ISLE OF HARTY TRAIL, Leysdown
This circular trail is flat and is mostly off-road, so it’s a great choice for those with young riders and, at just over 12km, more experienced cyclists can probably polish it off in under an hour. As you travel to the Isle of Harty, you can visit the 900-year-old Harty Church, the Swale National Nature Reserve and the RSPB Raptor View Point, where you might even see birds of prey soaring over the marshes. There are also plenty of family attractions when you arrive back in Leysdown, including the seaside arcades, mini bowling and soft play.
NORTH DOWNS WAY, Dover
One of Kent’s largest cycle routes, the North Downs Way takes ambitious riders from Dover right through to the Surrey Hills Area of Outstanding Natural Beauty. There has been work done in recent years to make the trail more accessible, but there are still challenging hills for those who want to tackle a trickier route. The historic path includes an incredible eight castles and three cathedrals, along with award-winning vineyards, country pubs and quaint villages. For those who aren’t quite up to the full 169 miles, the route can be broken up into smaller chunks for a more manageable ride.

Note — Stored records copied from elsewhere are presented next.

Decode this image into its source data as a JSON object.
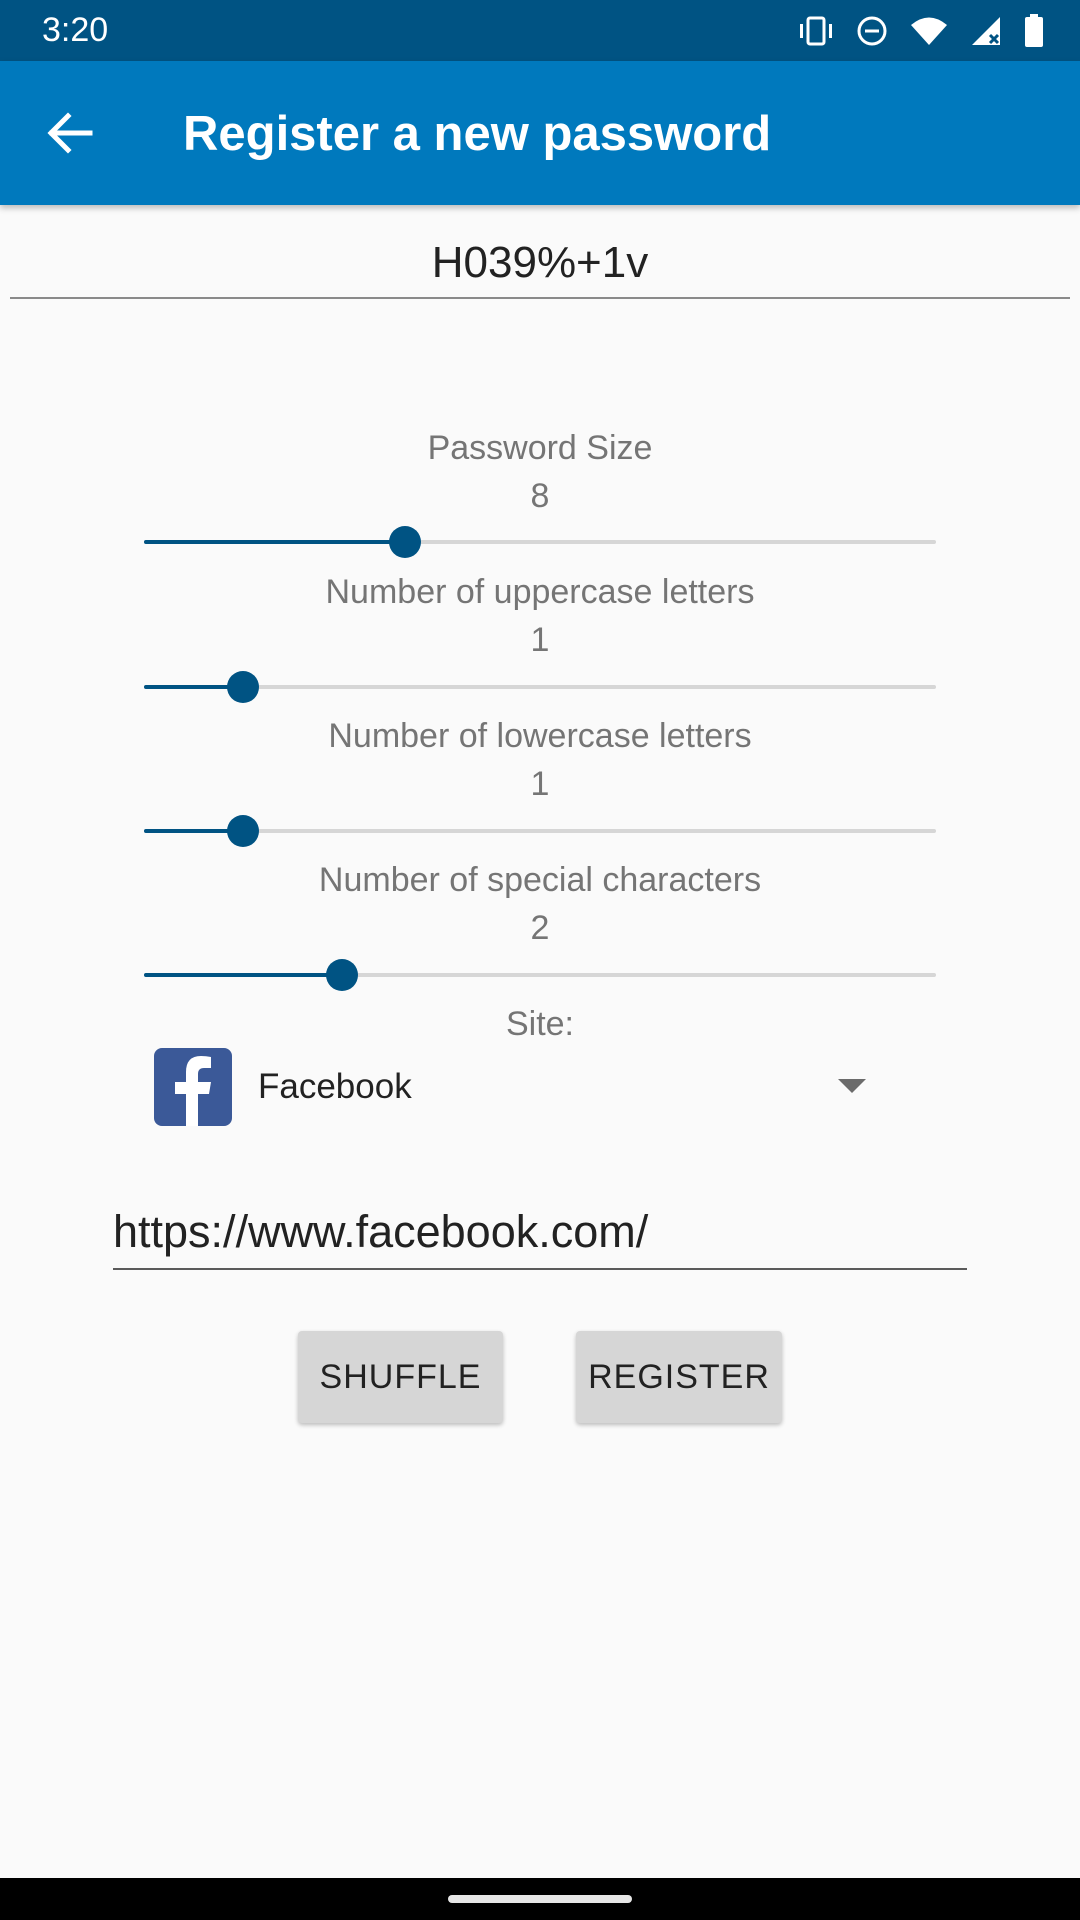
{
  "status_bar": {
    "time": "3:20",
    "icons": [
      "vibrate-icon",
      "do-not-disturb-icon",
      "wifi-icon",
      "signal-icon",
      "battery-icon"
    ]
  },
  "app_bar": {
    "title": "Register a new password",
    "back_icon": "arrow-back-icon",
    "color": "#0079bd"
  },
  "password": {
    "value": "H039%+1v"
  },
  "sliders": [
    {
      "id": "password-size",
      "label": "Password Size",
      "value": "8",
      "fill_fraction": 0.33
    },
    {
      "id": "uppercase",
      "label": "Number of uppercase letters",
      "value": "1",
      "fill_fraction": 0.125
    },
    {
      "id": "lowercase",
      "label": "Number of lowercase letters",
      "value": "1",
      "fill_fraction": 0.125
    },
    {
      "id": "special",
      "label": "Number of special characters",
      "value": "2",
      "fill_fraction": 0.25
    }
  ],
  "site": {
    "label": "Site:",
    "selected": "Facebook",
    "icon": "facebook-logo-icon",
    "url": "https://www.facebook.com/"
  },
  "buttons": {
    "shuffle": "SHUFFLE",
    "register": "REGISTER"
  },
  "colors": {
    "primary": "#0079bd",
    "primary_dark": "#005383",
    "accent": "#005383"
  }
}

PERRY WOODS TRAIL, Faversham
The Perry Woods route is a delightful journey through spring meadows, marigold fields, orchards and woodland. It’s a quiet path that is perfect for those who want to take things at a leisurely pace as you pass rolling countryside, remote farmland and tranquil villages. You’ll end up in the medieval market town of Faversham where you can find a number of Shepherd Neame pubs, historic streets and the Creek.

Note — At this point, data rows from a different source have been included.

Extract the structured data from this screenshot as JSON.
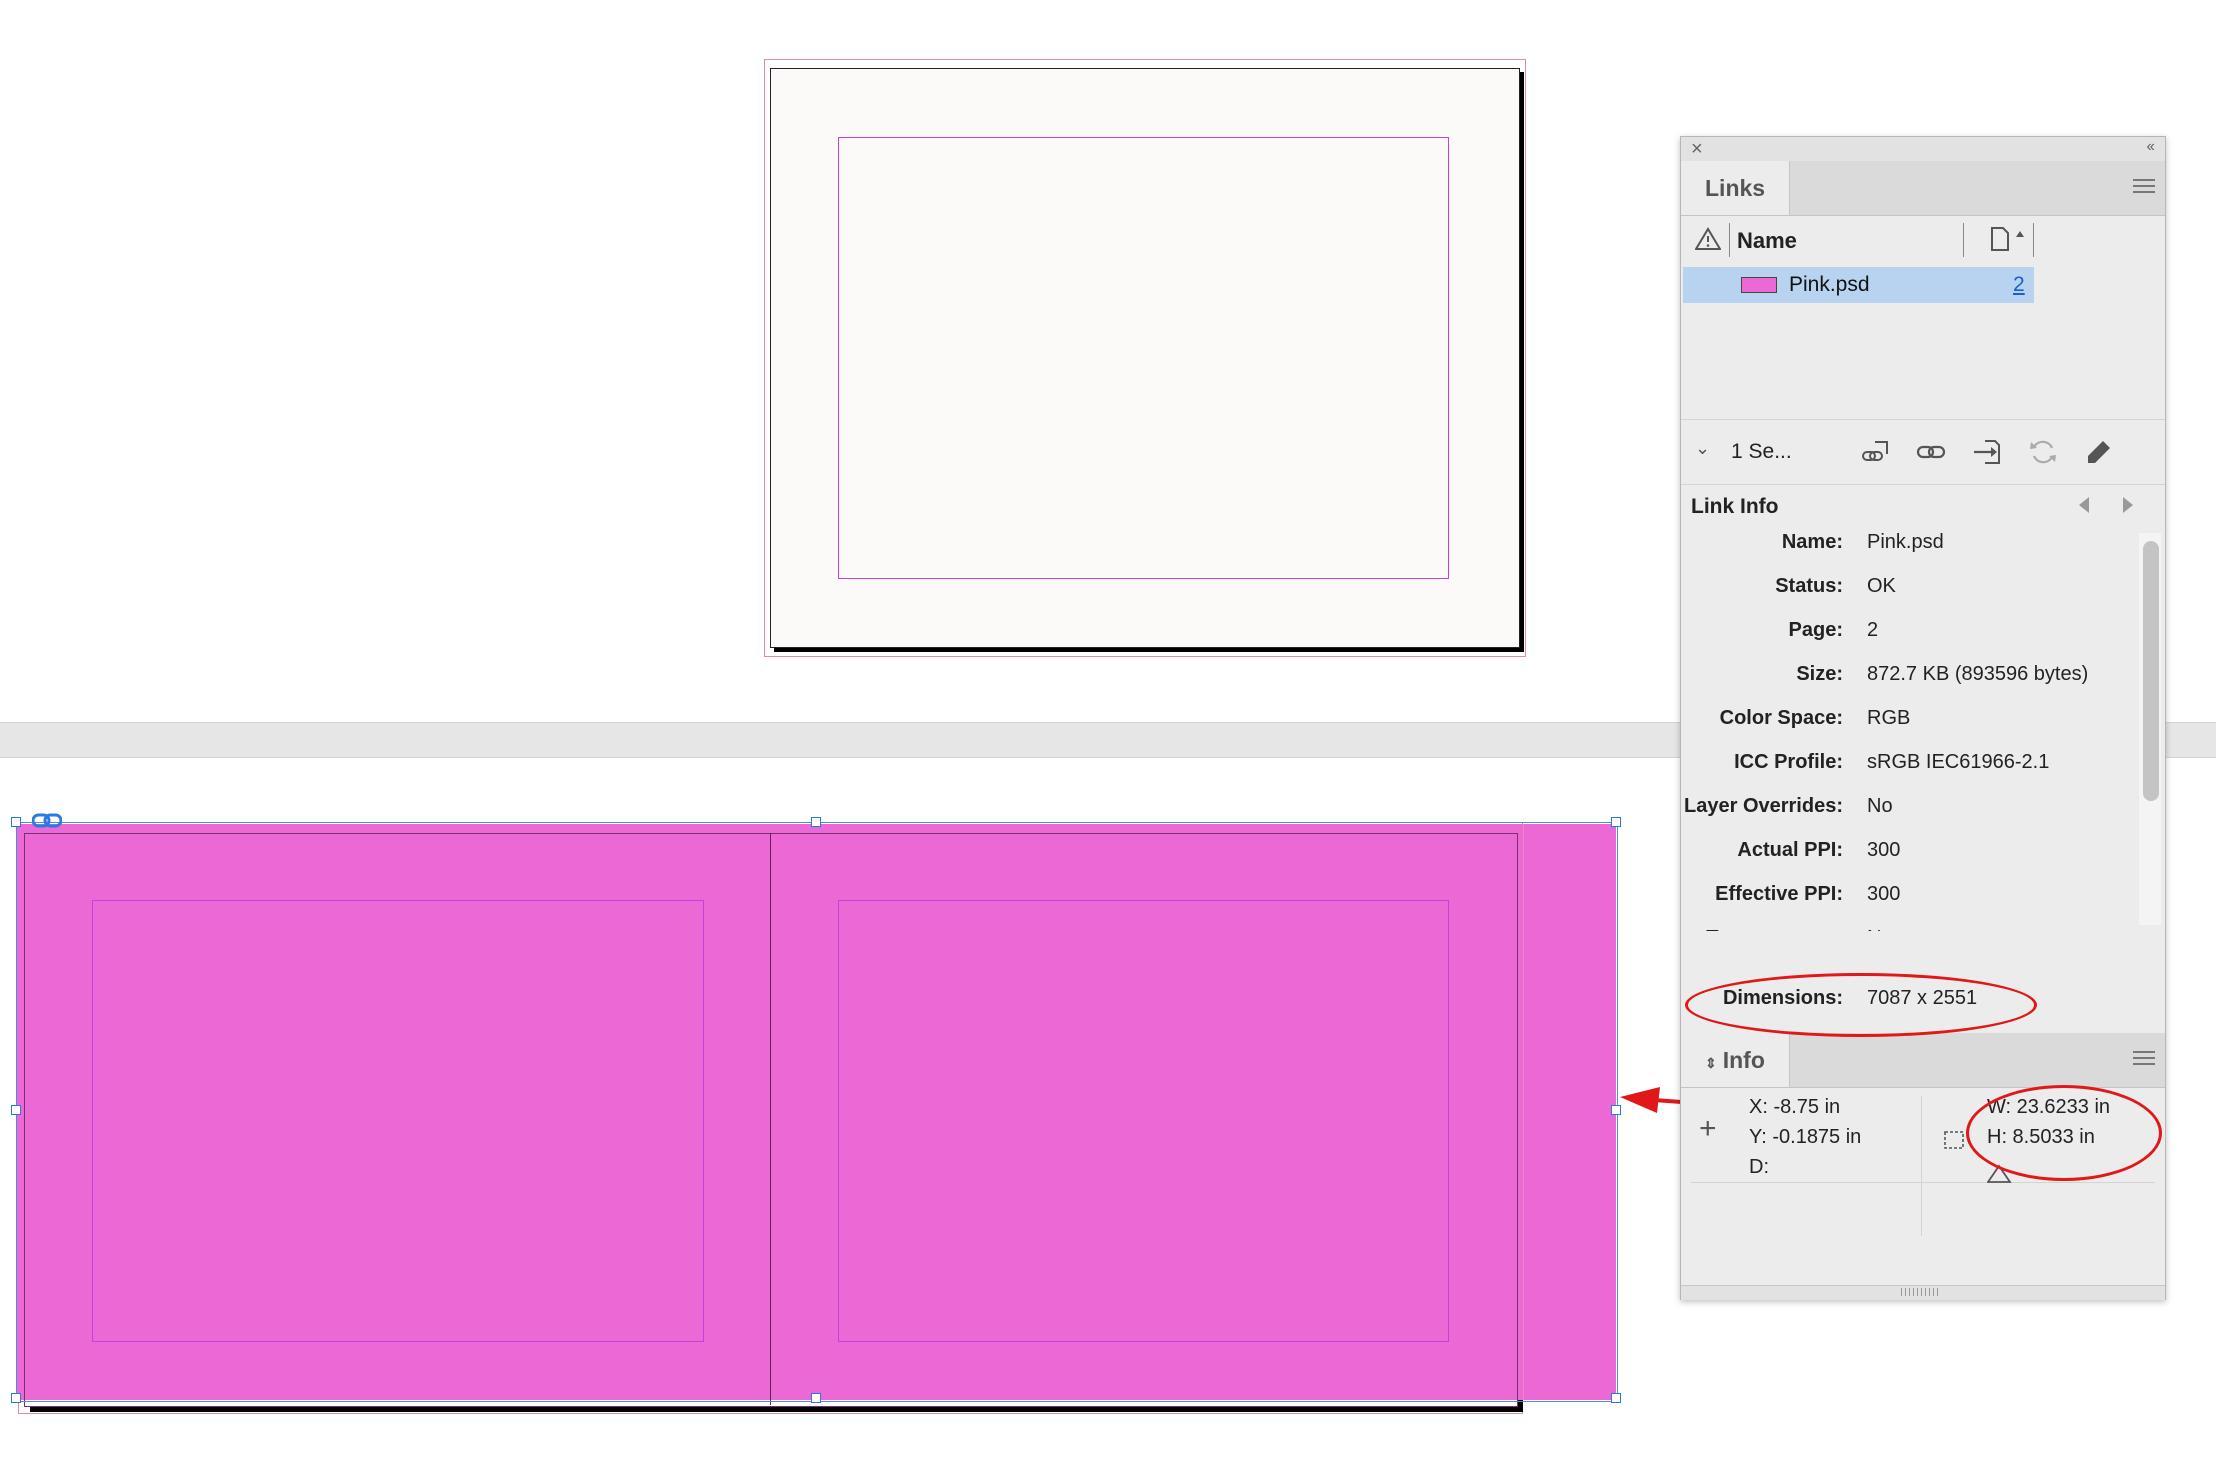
{
  "links_panel": {
    "tab_label": "Links",
    "column_name": "Name",
    "items": [
      {
        "name": "Pink.psd",
        "page": "2",
        "swatch_color": "#ec68d5"
      }
    ],
    "selection_label": "1 Se..."
  },
  "link_info": {
    "title": "Link Info",
    "rows": [
      {
        "key": "Name:",
        "value": "Pink.psd"
      },
      {
        "key": "Status:",
        "value": "OK"
      },
      {
        "key": "Page:",
        "value": "2"
      },
      {
        "key": "Size:",
        "value": "872.7 KB (893596 bytes)"
      },
      {
        "key": "Color Space:",
        "value": "RGB"
      },
      {
        "key": "ICC Profile:",
        "value": "sRGB IEC61966-2.1"
      },
      {
        "key": "Layer Overrides:",
        "value": "No"
      },
      {
        "key": "Actual PPI:",
        "value": "300"
      },
      {
        "key": "Effective PPI:",
        "value": "300"
      },
      {
        "key": "Transparency:",
        "value": "No"
      },
      {
        "key": "Dimensions:",
        "value": "7087 x 2551"
      }
    ]
  },
  "info_panel": {
    "tab_label": "Info",
    "x": "X: -8.75 in",
    "y": "Y: -0.1875 in",
    "d": "D:",
    "w": "W: 23.6233 in",
    "h": "H: 8.5033 in"
  },
  "colors": {
    "image_fill": "#ec68d5",
    "annotation": "#e01818",
    "selection": "#b7d3f0",
    "frame_selection": "#4a8de8"
  }
}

VIKING COASTAL TRAIL, Thanet
Explore the stunning beaches of Margate, Broadstairs and Ramsgate as you cycle along the Thanet coast. This trail, named because of its proximity to where Romans, Saints and Saxons are believed to have arrived, boasts striking scenery and historical landmarks. The full route features Minster Abbey in St Nicholas-at-Wade, Turner Contemporary in Margate and Reculver Church near Herne Bay, but you can break it up into smaller sections and visit just a few of the coastal towns if you prefer.
WEALDEN TRAIL, Ashford and Tunbridge Wells
Not one for the faint of heart, this up-and-down route features steep hills that aren’t recommended for novice riders. The full trail is just over 67km long, but there are smaller sections, such as the circuit around Bewl Water at Lamberhurst and the path through Bedgebiry National Pinetum. If you do tackle the entire route, you’ll pass pretty villages including Chilmington Green and Matfield, hop orchards, oast houses and woodlands.